Center for Prostate Disease Research, Murtha Cancer Center Research Program, Department of Surgery, Uniformed Services University of the Health Sciences, Bethesda, MD, USA.
Walter Reed National Military Medical Center, Bethesda, MD, USA.
Prostate Cancer Prostatic Dis. 2023 Jun;26(2):271-275. doi: 10.1038/s41391-021-00467-5. Epub 2021 Nov 3.
We assessed the concordance among urologists' judgment of health quartiles for patients with localized prostate cancer, and compared the life expectancy (LE) and ensuing treatment recommendations when following National Comprehensive Cancer Network (NCCN) guidelines based on actuarial life tables versus the Kent model, a validated LE prediction model.
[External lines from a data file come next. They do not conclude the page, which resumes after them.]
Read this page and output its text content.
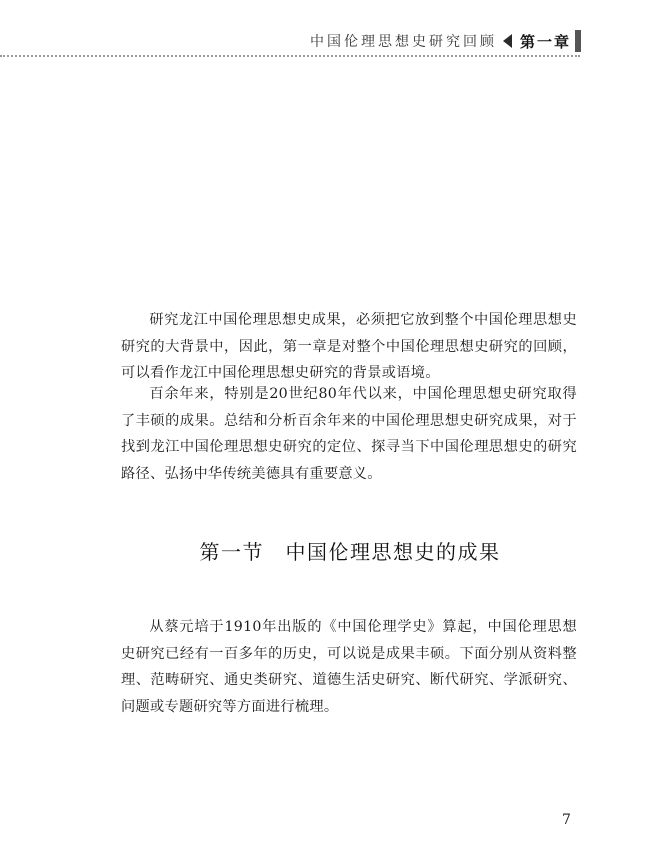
中国伦理思想史研究回顾 第一章

研究龙江中国伦理思想史成果，必须把它放到整个中国伦理思想史研究的大背景中，因此，第一章是对整个中国伦理思想史研究的回顾，可以看作龙江中国伦理思想史研究的背景或语境。

百余年来，特别是20世纪80年代以来，中国伦理思想史研究取得了丰硕的成果。总结和分析百余年来的中国伦理思想史研究成果，对于找到龙江中国伦理思想史研究的定位、探寻当下中国伦理思想史的研究路径、弘扬中华传统美德具有重要意义。

第一节　中国伦理思想史的成果

从蔡元培于1910年出版的《中国伦理学史》算起，中国伦理思想史研究已经有一百多年的历史，可以说是成果丰硕。下面分别从资料整理、范畴研究、通史类研究、道德生活史研究、断代研究、学派研究、问题或专题研究等方面进行梳理。

7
NCCN suggests using actuarial life tables and relying on surgeon assessment of patient health to increase (for the best quartile) or decrease (for the worst quartile) LE by 50%. Eleven urologic surgeons allocated quartile of health and recommended treatments for ten patient vignettes. The 10-year survival probability was calculated using the Kent model and compared to the life-table estimate based on health quartile by surgeon consensus.
Surgeon assessment agreed with the presumed true quartile of health based on a validated model in 41% of cases. For no case did three-quarters of surgeons assign health quartile correctly; in half of cases, <50% of surgeons assigned the correct quartile. The NCCN comorbidity-adjusted LE estimates underestimated risk of death in the best health quartile and overestimated risk of death in the worst health quartile, compared to the Kent model. Patients with LE > 10 years on NCCN estimation were recommended more frequently for surgery (81%) and those with ≤10 years estimated LE were more commonly recommended for radiation (57%) or observation (29%).
A method based on physician-assessed health quartiles for LE estimation, as suggested by the NCCN guidelines, appears too crude to be used in the treatment counseling of men with localized prostate cancer, as compared to a validated prediction model, such as the Kent model.
我们评估了泌尿科医生对局限性前列腺癌患者健康四分位的判断的一致性,并比较了根据国家综合癌症网络 (NCCN) 指南使用 actuarial life tables 和 Kent 模型(一种经过验证的寿命预测模型)计算的预期寿命 (LE) 和随后的治疗建议。
NCCN 建议使用 actuarial life tables,并依靠外科医生对患者健康的评估,通过增加(最佳四分位)或减少(最差四分位)LE 来增加或减少 50%。11 名泌尿科医生为十个患者病例分配健康四分位并推荐治疗方法。使用 Kent 模型计算 10 年生存率,并将其与基于外科医生共识的健康四分位的寿命表估计进行比较。
在 41%的病例中,外科医生的评估与基于经过验证的模型的假定真实健康四分位一致。在没有一个病例中,四分之三的外科医生正确分配健康四分位;在一半的病例中,<50%的外科医生分配了正确的四分位。与 Kent 模型相比,NCCN 合并症调整后的 LE 估计低估了最佳健康四分位的死亡风险,高估了最差健康四分位的死亡风险。NCCN 估计 LE>10 年的患者更常被推荐接受手术治疗(81%),而 LE≤10 年的患者更常被推荐接受放疗(57%)或观察(29%)。
与经过验证的预测模型(如 Kent 模型)相比,NCCN 指南中建议的基于医生评估的健康四分位来估计 LE 的方法似乎过于粗糙,无法用于局限性前列腺癌患者的治疗咨询。